Tiny kitchens and creativity: Business as usual at La Bête
“No matter how long you’ve been doing it, you still get that bit of adrenaline rush,” says Eric Hoover, working the line at the Capitol Hill bistro. The longer you do it, “the moves become second nature, a natural reflex.”
Seattle Times food writer
IF YOU CAN’T stand the heat, get out of the kitchen. But if you love it, nothing is as exhilarating as cooking at a busy restaurant.
Don’t believe me? Snag a seat at La Bête’s open-kitchen counter during the Friday-night rush, and ask Eric Hoover what it’s like to do what you love with your mise in its place, your buddies at your elbow and a steady stream of tickets pouring in.
“No matter how long you’ve been doing it, you still get that bit of adrenaline rush,” says Hoover, 32, working the line at the Capitol Hill bistro. The longer you do it, “the moves become second nature, a natural reflex.”
The hardest part of his job? “When it’s slow — and you’re not going crazy.”
Spinning from his station to the stove, Hoover ducks his lanky frame under a roaring hood, places two thick burgers on the grill, pulls ethereal pork rinds from the fryer and pivots back to the beat of Mick Jagger howling, “I can’t GET no-oh, sat-is-FAC-tion.”
The satisfaction that comes from doing a difficult job well is what keeps Hoover — who spent 10 years working high-volume at Anthony’s Restaurants — in the kitchen at one of the hottest jobs in town. Literally.
“Gentlemen!” shouts a waiter. “Fire the pasta course for 31, split!”
That call to action triggers sous chef Josh McClenahan to drop fresh squid-ink tagliatelle into boiling water, simultaneously snag a saute pan and place it front-and-center on the hottest part of his cast-iron stove. “At night we don’t wipe it down because it’s screaming hot,” McClenahan says of the French flat-top he mans at night and scrubs by day.

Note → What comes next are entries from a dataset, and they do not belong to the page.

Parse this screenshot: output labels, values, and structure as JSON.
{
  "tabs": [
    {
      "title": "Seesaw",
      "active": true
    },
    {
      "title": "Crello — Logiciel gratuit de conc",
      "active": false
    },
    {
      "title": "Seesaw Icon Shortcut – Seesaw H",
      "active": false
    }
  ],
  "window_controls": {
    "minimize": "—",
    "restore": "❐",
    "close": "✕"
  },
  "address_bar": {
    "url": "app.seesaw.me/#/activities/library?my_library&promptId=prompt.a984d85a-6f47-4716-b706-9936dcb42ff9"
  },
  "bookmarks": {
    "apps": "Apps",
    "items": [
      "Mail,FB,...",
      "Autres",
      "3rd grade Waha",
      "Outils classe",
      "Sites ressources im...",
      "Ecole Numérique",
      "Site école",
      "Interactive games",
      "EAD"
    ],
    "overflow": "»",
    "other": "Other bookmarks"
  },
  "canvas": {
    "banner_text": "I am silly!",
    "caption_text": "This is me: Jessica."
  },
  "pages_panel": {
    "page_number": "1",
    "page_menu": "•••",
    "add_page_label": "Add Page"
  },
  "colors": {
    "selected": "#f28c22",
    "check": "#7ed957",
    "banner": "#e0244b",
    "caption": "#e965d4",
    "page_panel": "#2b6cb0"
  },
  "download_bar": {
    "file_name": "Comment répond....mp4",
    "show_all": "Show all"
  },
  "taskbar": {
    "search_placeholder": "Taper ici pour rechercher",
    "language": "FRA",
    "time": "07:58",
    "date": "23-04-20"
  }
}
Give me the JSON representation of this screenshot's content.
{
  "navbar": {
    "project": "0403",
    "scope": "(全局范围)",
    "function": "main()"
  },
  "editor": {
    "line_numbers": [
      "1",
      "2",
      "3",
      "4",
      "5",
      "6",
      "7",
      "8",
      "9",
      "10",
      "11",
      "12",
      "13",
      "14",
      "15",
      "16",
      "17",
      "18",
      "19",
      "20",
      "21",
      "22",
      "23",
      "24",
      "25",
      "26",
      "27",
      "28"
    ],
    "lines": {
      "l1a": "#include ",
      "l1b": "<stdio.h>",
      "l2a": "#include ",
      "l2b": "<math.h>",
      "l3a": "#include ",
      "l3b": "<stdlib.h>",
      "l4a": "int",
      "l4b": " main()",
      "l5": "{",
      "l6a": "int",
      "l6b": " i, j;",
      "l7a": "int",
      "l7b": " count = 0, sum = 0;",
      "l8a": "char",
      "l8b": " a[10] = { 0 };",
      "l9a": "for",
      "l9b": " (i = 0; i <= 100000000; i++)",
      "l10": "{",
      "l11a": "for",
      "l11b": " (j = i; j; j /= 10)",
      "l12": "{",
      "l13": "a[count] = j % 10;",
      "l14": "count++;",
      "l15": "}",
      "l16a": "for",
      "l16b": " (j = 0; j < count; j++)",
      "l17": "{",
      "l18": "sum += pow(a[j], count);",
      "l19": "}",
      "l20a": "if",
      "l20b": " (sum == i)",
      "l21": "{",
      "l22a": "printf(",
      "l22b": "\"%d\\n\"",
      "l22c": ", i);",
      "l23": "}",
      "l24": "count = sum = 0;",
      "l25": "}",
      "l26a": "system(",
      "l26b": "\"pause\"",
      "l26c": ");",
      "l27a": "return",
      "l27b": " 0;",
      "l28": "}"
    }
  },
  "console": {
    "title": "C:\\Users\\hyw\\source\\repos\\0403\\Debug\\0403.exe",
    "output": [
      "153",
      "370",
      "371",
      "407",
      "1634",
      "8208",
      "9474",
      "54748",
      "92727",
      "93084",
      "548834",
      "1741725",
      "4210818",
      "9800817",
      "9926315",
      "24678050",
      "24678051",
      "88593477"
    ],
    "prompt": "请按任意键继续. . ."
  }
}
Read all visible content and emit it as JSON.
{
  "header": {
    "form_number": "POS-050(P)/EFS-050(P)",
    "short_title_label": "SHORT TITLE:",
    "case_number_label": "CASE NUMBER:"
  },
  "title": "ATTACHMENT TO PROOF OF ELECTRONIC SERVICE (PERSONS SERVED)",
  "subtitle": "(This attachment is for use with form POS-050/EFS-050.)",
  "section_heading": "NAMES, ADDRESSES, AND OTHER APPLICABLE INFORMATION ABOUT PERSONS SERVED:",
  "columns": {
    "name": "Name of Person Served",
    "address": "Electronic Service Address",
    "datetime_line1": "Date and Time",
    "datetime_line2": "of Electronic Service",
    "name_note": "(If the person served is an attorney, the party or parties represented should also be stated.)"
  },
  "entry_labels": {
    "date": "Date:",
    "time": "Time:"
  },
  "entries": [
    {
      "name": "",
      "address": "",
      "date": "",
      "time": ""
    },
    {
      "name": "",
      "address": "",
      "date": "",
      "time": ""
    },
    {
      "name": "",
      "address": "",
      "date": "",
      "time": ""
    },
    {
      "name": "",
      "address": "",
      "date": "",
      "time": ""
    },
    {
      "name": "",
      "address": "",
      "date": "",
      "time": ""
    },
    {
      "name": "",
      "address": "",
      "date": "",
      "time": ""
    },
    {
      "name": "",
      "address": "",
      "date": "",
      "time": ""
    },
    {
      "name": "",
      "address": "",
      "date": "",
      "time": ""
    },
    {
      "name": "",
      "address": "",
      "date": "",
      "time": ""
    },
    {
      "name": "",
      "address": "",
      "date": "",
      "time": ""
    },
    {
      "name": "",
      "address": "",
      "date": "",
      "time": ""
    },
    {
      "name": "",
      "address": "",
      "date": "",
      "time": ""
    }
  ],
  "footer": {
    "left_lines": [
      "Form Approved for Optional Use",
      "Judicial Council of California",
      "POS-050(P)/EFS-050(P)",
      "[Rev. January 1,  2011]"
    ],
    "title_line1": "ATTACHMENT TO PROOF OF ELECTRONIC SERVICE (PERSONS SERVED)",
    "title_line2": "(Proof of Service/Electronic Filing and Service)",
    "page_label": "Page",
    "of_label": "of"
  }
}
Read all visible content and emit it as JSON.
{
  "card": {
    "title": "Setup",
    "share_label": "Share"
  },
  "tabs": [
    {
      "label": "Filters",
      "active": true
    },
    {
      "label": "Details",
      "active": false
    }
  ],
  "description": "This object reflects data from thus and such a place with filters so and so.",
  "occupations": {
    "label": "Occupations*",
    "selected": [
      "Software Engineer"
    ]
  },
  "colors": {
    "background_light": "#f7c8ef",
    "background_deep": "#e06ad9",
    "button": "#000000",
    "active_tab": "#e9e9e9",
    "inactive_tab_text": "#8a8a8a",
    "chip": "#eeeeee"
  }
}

McClenahan, 34, is grace under fire.
Here he is, inserting a metal cake-tester into a hunk of beef. There he is, showering roasted carrots with salt. A study in ambidexterity, he whisks sunchoke purée with his left hand, then sautes a gnocchi set — garlic, bacon, mushrooms, leeks and greens compiled in advance — with his right.
A self-described “late bloomer in the cooking industry,” he’s also a former Navy electrician who once kept a fleet of SH-60 Seahawk helicopters in flying order.
Cooking in a Seattle Seahawks cap, McClenahan’s mien is methodical, his moves practiced and precise. Though he’s a graduate of Le Cordon Bleu and an alumnus of Rover’s, “the Navy taught me that,” says the chef, who joined up at 19. “Signing off for a multimillion-dollar aircraft and having pilots’ lives in your hands puts a lot of pressure on you at a young age.”
Pressure to produce swiftly during the rush puts the screws to 30-year-old Josh Gaylor, La Bête’s cold-station cook. He’s charged with everything from slicing and artfully plating cheeses and charcuterie to prepping starter courses composed of umpteen ingredients, to carefully torching crème brûlée.
“How many? Five all day?” prods owner Aleks Dimitrijevic, stepping into the pantry zone as salad orders stack up, while Gaylor pairs chicken-liver mousse with the walnut-raisin toast he made — from scratch — earlier.
In the heat of the night, it’s all about having each other’s back.
That’s done silently (McClenahan’s hand on Hoover’s spine while stepping right, hot pan in hand). And audibly (“watch-out-watch-out-watch-out!” Hoover cautions as McClenahan catches a saucepan listing overboard).
Keeping order amid chaos “is a dynamic of pulling together,” Gaylor says. “Communicating well is the most important thing.”